Outline for an Econduel

The topic is, “Should we think of economics as a science?”

Against

Thinking of economics as a science is incorrect as a description and unwise as a prescription. As a description, the claims that economists make are not as robust as claims made in natural sciences. As a prescription, claiming that economics is a science leads to a belief in the capability of economic policy-making that is unwarranted and dangerous.

For

It is true that it is not possible in economics to make claims that are as precise and verifiable as in chemistry of physics. But economics still contains valuable laws, such as the law of supply and demand. And economists still should attempt to follow the scientific method as best they can. If no one believes that economics is a science, then that opens things up for all sorts of bad intuition and nonsense to enter the policy debates.

I have more thoughts, but nobody reads blogs on Thanksgiving, anyway.

12 thoughts on “Outline for an Econduel

  1. Arnold:

    I detected only one obvious flaw in your post.

    Happy Thanksgiving!

    (One of the things I’m most thankful for, today and year-round, are the ideas and opinions of smart folks whose ideas and opinions I’ve come to respect – because they compel me to THINK, whether I agree wth them or not.)

  2. We should not think of this as a binary question. The surest way to get the wrong answer is to ask the wrong question.

    The answer to any question is better thought of as being more or less amenable to scientific approaches. The approaches of various disciplines and various people and various studies should be thought of as more or less scientific along a broad spectrum.

  3. In line with a post above, I would like to express my thanks for your many thought-provoking and insightful posts. You brighten my day. Wishing you and yours a Happy Thanksgiving.

  4. I’d like to see it on one of those intelligence squared debates.

    I’ll add my voice to the chorus: I am thankful for this blog.

  5. I’m reading on Turkey Thursday. Plus, the blog post is supposed to prompt comments well after the day it is posted, right? (I am skeptical of the overall sensibility of this view, because commenters want to be read by others, not just Arnold, and the traffic pattern is well into the long tail within a week of posting)

  6. Science is just a method of explaining or predicting things about the world. There are other methods, they don’t seem to be as useful, but people seem to manage with them. We need a post-enlightenment understanding that is not anti-science but anti-scientism, that doesn’t glorify science like some… mood affiliation. Economics is the only field that recognizes the failures of the enlightenment and scientism, because at its core it recognizes that scientists, as humans as part of an economy and political structure, have incentives against the truth and has a framework for how knowledge can be an illusion. Therefore, economics is the best science.

  7. Happy Thanksgiving and thanks for your writing (this blog and your essays and reviews and books).

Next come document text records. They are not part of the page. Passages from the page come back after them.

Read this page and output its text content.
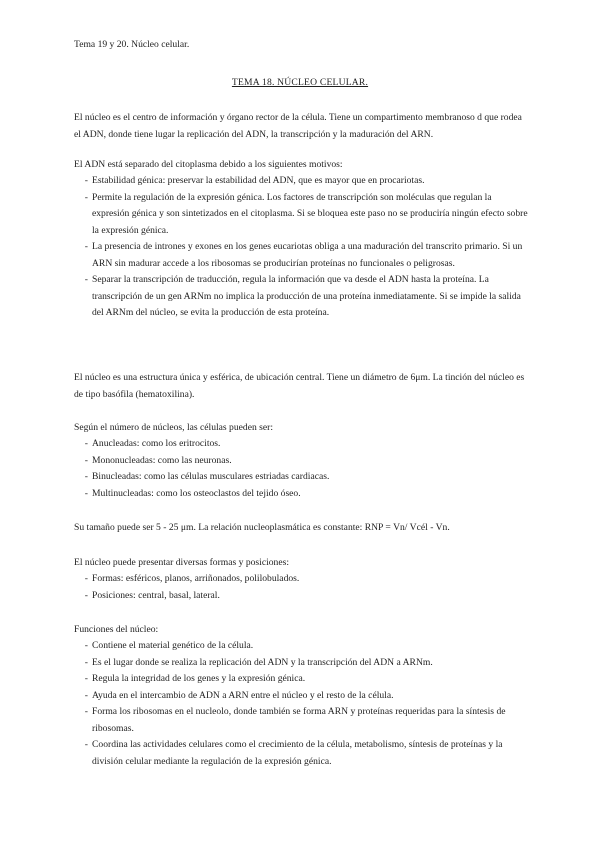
Tema 19 y 20. Núcleo celular.
TEMA 18. NÚCLEO CELULAR.

El núcleo es el centro de información y órgano rector de la célula. Tiene un compartimento membranoso d que rodea el ADN, donde tiene lugar la replicación del ADN, la transcripción y la maduración del ARN.

El ADN está separado del citoplasma debido a los siguientes motivos:

- Estabilidad génica: preservar la estabilidad del ADN, que es mayor que en procariotas.
- Permite la regulación de la expresión génica. Los factores de transcripción son moléculas que regulan la expresión génica y son sintetizados en el citoplasma. Si se bloquea este paso no se produciría ningún efecto sobre la expresión génica.
- La presencia de intrones y exones en los genes eucariotas obliga a una maduración del transcrito primario. Si un ARN sin madurar accede a los ribosomas se producirían proteínas no funcionales o peligrosas.
- Separar la transcripción de traducción, regula la información que va desde el ADN hasta la proteína. La transcripción de un gen ARNm no implica la producción de una proteína inmediatamente. Si se impide la salida del ARNm del núcleo, se evita la producción de esta proteína.

El núcleo es una estructura única y esférica, de ubicación central. Tiene un diámetro de 6μm. La tinción del núcleo es de tipo basófila (hematoxilina).

Según el número de núcleos, las células pueden ser:

- Anucleadas: como los eritrocitos.
- Mononucleadas: como las neuronas.
- Binucleadas: como las células musculares estriadas cardiacas.
- Multinucleadas: como los osteoclastos del tejido óseo.

Su tamaño puede ser 5 - 25 μm. La relación nucleoplasmática es constante: RNP = Vn/ Vcél - Vn.

El núcleo puede presentar diversas formas y posiciones:

- Formas: esféricos, planos, arriñonados, polilobulados.
- Posiciones: central, basal, lateral.

Funciones del núcleo:

- Contiene el material genético de la célula.
- Es el lugar donde se realiza la replicación del ADN y la transcripción del ADN a ARNm.
- Regula la integridad de los genes y la expresión génica.
- Ayuda en el intercambio de ADN a ARN entre el núcleo y el resto de la célula.
- Forma los ribosomas en el nucleolo, donde también se forma ARN y proteínas requeridas para la síntesis de ribosomas.
- Coordina las actividades celulares como el crecimiento de la célula, metabolismo, síntesis de proteínas y la división celular mediante la regulación de la expresión génica.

    Unlike physics and chemistry and electrical engineering and computer science economics and other social disciplines deal mostly with intrinsically vague objects and processes. Vagueness in human affairs is built-in, it is neither noise nor an imperfect reflection of true but hidden non-vague objects and processes.

    For this reason economics laws are not fundamental and will never be fundamental. Rather, they are heuristics, rules of thumb, or various intuitions packaged in a compact and presumably logical form. The law of supply and demand is such packaged intuition, but it can also be derived from or, rather, made compatible with other observations and more fundamental laws describing human behaviour and decision making. As long as we keep track of our assumptions and limitations and boundaries of our knowledge and intrinsic vagueness of objects and processes, we can reason about “factors that determine the production, distribution, and consumption of goods and services”.

  8. “but nobody reads blogs on Thanksgiving, anyway”

    Don’t be so parochial, not all of your readers are in the US!

  9. Every other science seems to advance with advancements in their measurement technologies. And sometimes 8t goes backwards. In biology people are now questioning assumptions of how precise immunolabeling is. It will work out. Perhaps economics is just relatively hard to measure.

    • And Happy Thanksgiving. And who are these people who don’t read blogs between the football and turkey?

      And yes, maybe calling something a science at least provides some aspirational value.